J’ai connu Jacques Chevrier, d’abord en 1976, à travers son grand ouvrage Littérature nègre qui a été mon livre de chevet dès 1977, quand je suis arrivé en France pour poursuivre mes études de Littératures africaines. Depuis, je ne me suis plus jamais séparé de l’ouvrage jusqu’à nos jours.
Quand, en 1990, à l’Université de Ouagadougou, nous avons mis en place le Réseau d’Etudes sur les Littératures du Sahel (RELIS), suite au premier grand colloque dont j’étais l’organisateur, j’ai eu l’immense privilège de rencontrer celui qui allait devenir un ami pour moi : en effet, ayant été désigné Coordonnateur de ce réseau, il me revenait de contacter tous les grands noms de la littérature africaine pour nous accompagner dans cette aventure. Et c’est ainsi qu’en 1992, par l’entremise d’un autre grand de la littérature africaine, j’ai nommé le Professeur Jean-Marie Grassin, il m’a été donné de rencontrer physiquement Jacques Chevrier à l’Université de Limoges, dans le cadre d’une manifestation scientifique du RELIS. Il m’a tout de suite adopté en m’encourageant dans mes responsabilités de Président du RELIS et m’a prodigué des conseils qui m’ont permis de connaître le milieu des « Africanistes » des universités françaises.
J’ai continué à le rencontrer régulièrement à Limoges, dans le cadre des activités scientifiques de l’Université de la Francophonie et du Festival international des Francophonies dont il était membre du Conseil d’administration. Nos relations se sont renforcées au point où il a fait de moi son ami. C’est ainsi qu’il n’a pas hésité à me solliciter pour être membre du jury de la thèse de mon ancien étudiant de l’Université de Ouagadougou, j’ai nommé Alain Joseph Sissao à l’Université Paris 12 Créteil. Ensuite, quand il est arrivé à l’Université Paris-4 Sorbonne, il m’a associé au jury de la thèse d’une autre de ses doctorantes. En plus de ces sollicitations, nous nous sommes rencontrés dans d’autres jurys d’Habilitation à diriger les Recherches (HDR), notamment celle de Christiane Albert, à l’Université de Pau et des Pays de l’Addour.
Il a participé à des colloques que j’ai organisés au Burkina, en 1996, 1998, 2000 et 2002.

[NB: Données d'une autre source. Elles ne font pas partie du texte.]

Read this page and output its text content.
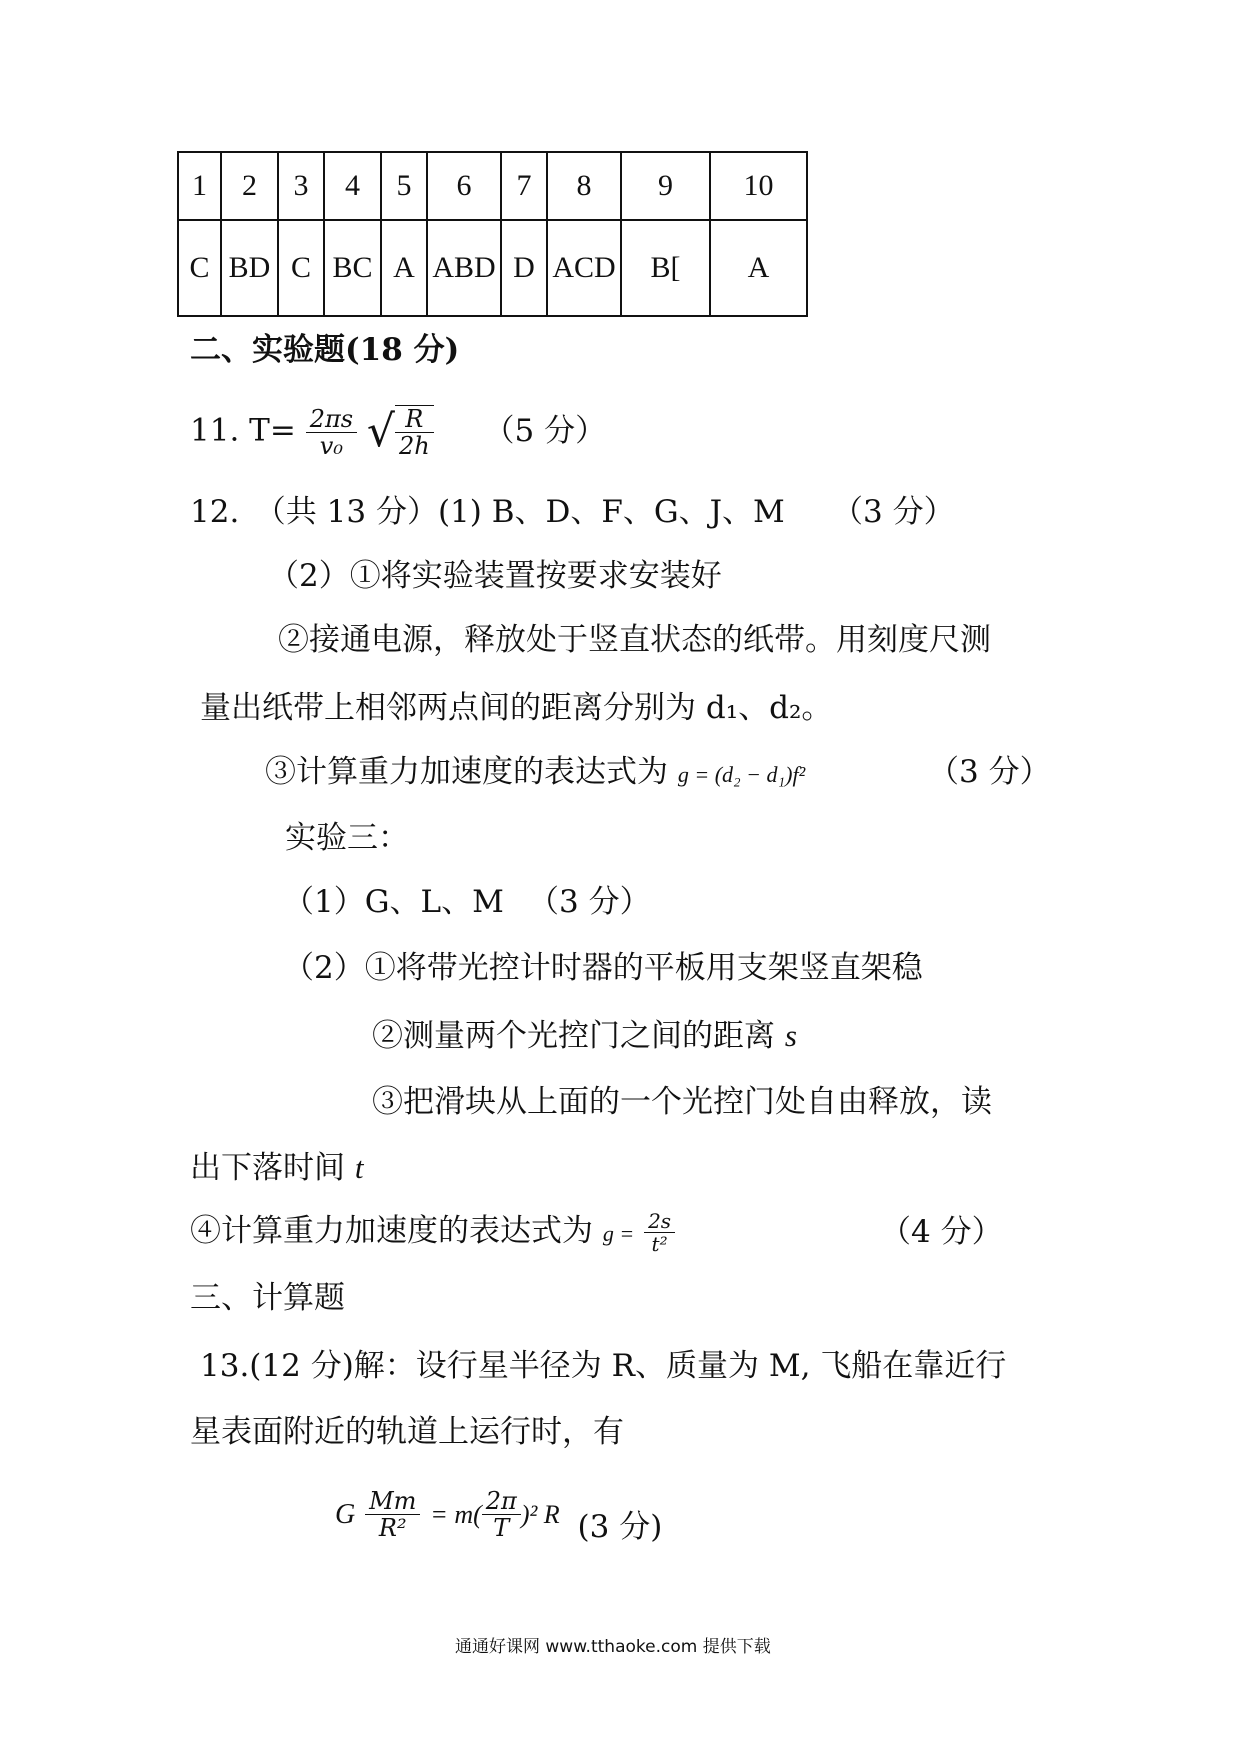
1	2	3	4	5	6	7	8	9	10
C	BD	C	BC	A	ABD	D	ACD	B[	A
二、实验题(18 分)
11. $T= \frac{2\pi s}{\text{v₀}}$ √ $\frac{R}{2h} (5$ 分）
12.　（共 13 分）(1) B、D、F、G、J、M （3 分）
（2）①将实验装置按要求安装好
②接通电源，释放处于竖直状态的纸带。用刻度尺测
量出纸带上相邻两点间的距离分别为 d₁、d₂。
③计算重力加速度的表达式为 g = (d₂ − d₁)f²	（3 分）
实验三：
（1）G、L、M （3 分）
（2）①将带光控计时器的平板用支架竖直架稳
②测量两个光控门之间的距离 s
③把滑块从上面的一个光控门处自由释放，读
出下落时间 t
④计算重力加速度的表达式为 $g = \frac{2s}{\text{t²}}$	（4 分）
三、计算题
13.(12 分)解：设行星半径为 R、质量为 M, 飞船在靠近行
星表面附近的轨道上运行时，有
G $\frac{Mm}{\text{R²}} = m( \frac{2\pi}{T} )^2$ R (3 分)
通通好课网 www.tthaoke.com 提供下载
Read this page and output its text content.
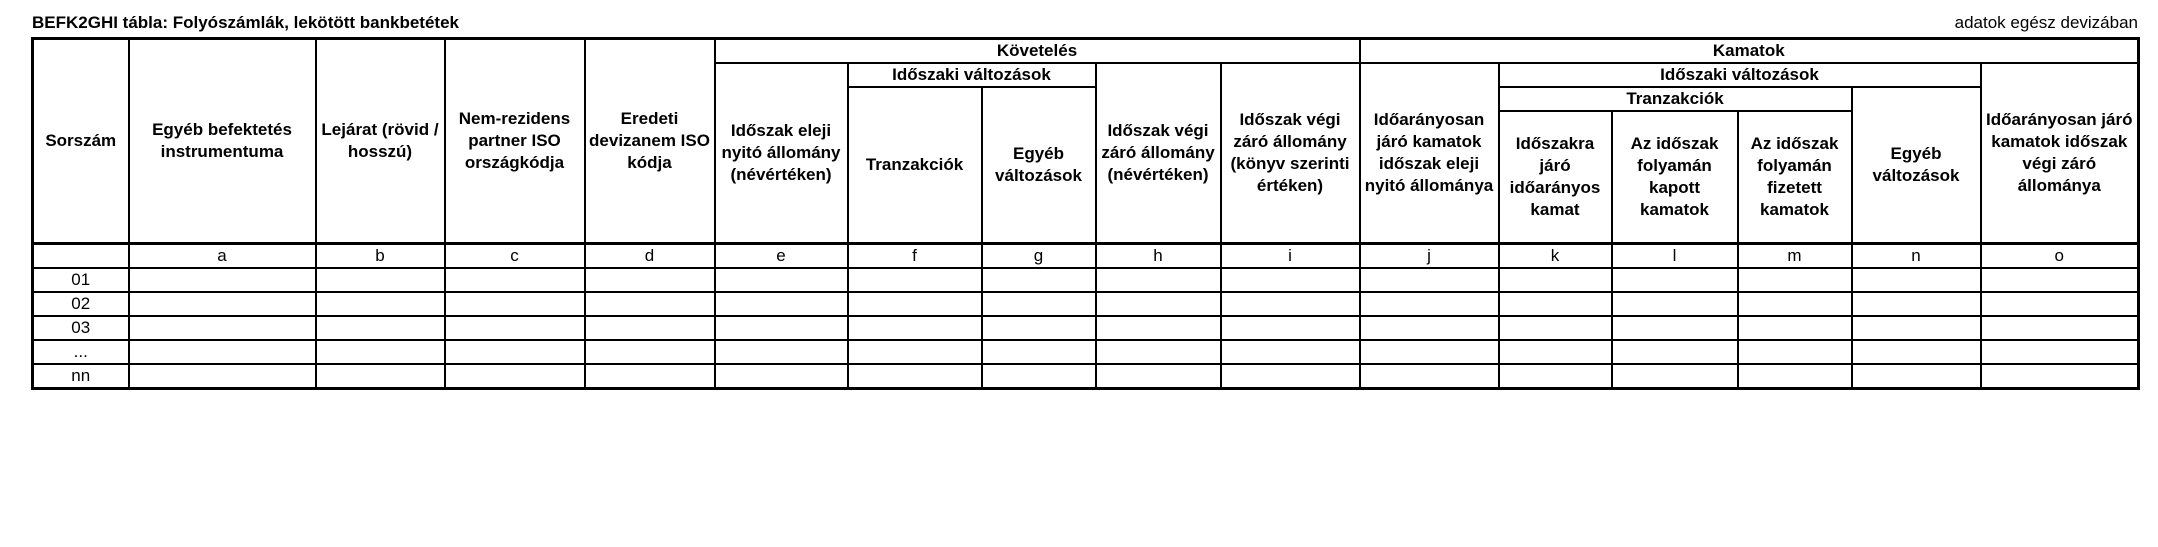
BEFK2GHI tábla: Folyószámlák, lekötött bankbetétek	adatok egész devizában
Sorszám	Egyéb befektetés instrumentuma	Lejárat (rövid / hosszú)	Nem-rezidens partner ISO országkódja	Eredeti devizanem ISO kódja	Követelés					Kamatok					
					Időszak eleji nyitó állomány (névértéken)	Időszaki változások		Időszak végi záró állomány (névértéken)	Időszak végi záró állomány (könyv szerinti értéken)	Időarányosan járó kamatok időszak eleji nyitó állománya	Időszaki változások				Időarányosan járó kamatok időszak végi záró állománya
						Tranzakciók	Egyéb változások				Tranzakciók			Egyéb változások	
											Időszakra járó időarányos kamat	Az időszak folyamán kapott kamatok	Az időszak folyamán fizetett kamatok		
	a	b	c	d	e	f	g	h	i	j	k	l	m	n	o
01															
02															
03															
...															
nn															
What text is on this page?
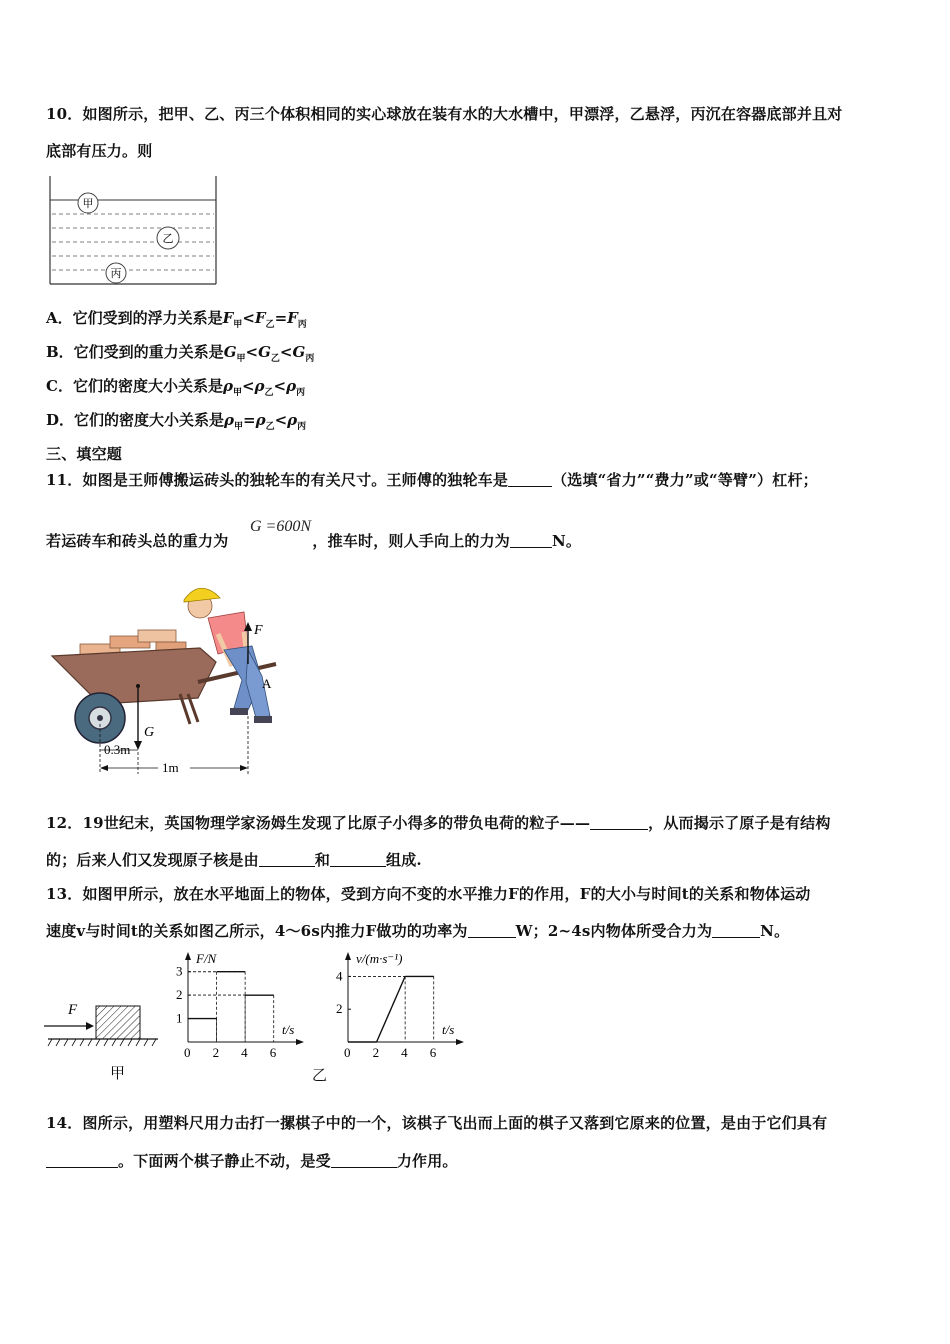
10．如图所示，把甲、乙、丙三个体积相同的实心球放在装有水的大水槽中，甲漂浮，乙悬浮，丙沉在容器底部并且对
底部有压力。则
甲
乙
丙
A．它们受到的浮力关系是$F_甲<F_乙=F_丙$
B．它们受到的重力关系是$G_甲<G_乙<G_丙$
C．它们的密度大小关系是$\rho_甲<\rho_乙<\rho_丙$
D．它们的密度大小关系是$\rho_甲=\rho_乙<\rho_丙$
三、填空题
11．如图是王师傅搬运砖头的独轮车的有关尺寸。王师傅的独轮车是	（选填“省力”“费力”或“等臂”）杠杆；
若运砖车和砖头总的重力为	，推车时，则人手向上的力为	N。
G =600N
F
A
G
0.3m
1m
12．19世纪末，英国物理学家汤姆生发现了比原子小得多的带负电荷的粒子——	，从而揭示了原子是有结构
的；后来人们又发现原子核是由	和	组成.
13．如图甲所示，放在水平地面上的物体，受到方向不变的水平推力F的作用，F的大小与时间t的关系和物体运动
速度v与时间t的关系如图乙所示，4～6s内推力F做功的功率为	W；2~4s内物体所受合力为	N。
F
甲
F/N
t/s
0 2 4 6
1
2
3
v/(m·s⁻¹)
t/s
0 2 4 6
2
4
乙
14．图所示，用塑料尺用力击打一摞棋子中的一个，该棋子飞出而上面的棋子又落到它原来的位置，是由于它们具有
。下面两个棋子静止不动，是受	力作用。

Le plus grand souvenir que je garde de mon ami Jacques Chevrier, c’était au Festival Panafricain d’Alger, le PANAF, en 2009. En effet, membre de la délégation du Burkina Faso, nous avons partagé de bons moments ensemble, lors des différents colloques organisés à cette occasion. Mais surtout, c’est à Alger que j’ai appris mon inscription sur la Liste d’Aptitude aux Fonctions de Professeur Titulaire (LAFPT) du Conseil Africain et Malgache pour l’Enseignement Supérieur, CAMES. Je m’en souviens comme si c’était hier : Jacques Chevrier fut la première personne avec laquelle j’ai partagé ma joie et il m’a vivement félicité en me disant que c’était la récompense du travail qu’il m’a vu abattre depuis que nous nous connaissions. En bon Africain, je peux affirmer que c’est Dieu qui a voulu que Jacques Chevrier fût la première personne qui a partagé ma joie, quelqu’un qui me connaît de longue date, qui a suivi mon évolution dans la carrière universitaire, qui a su apprécier mon travail scientifique.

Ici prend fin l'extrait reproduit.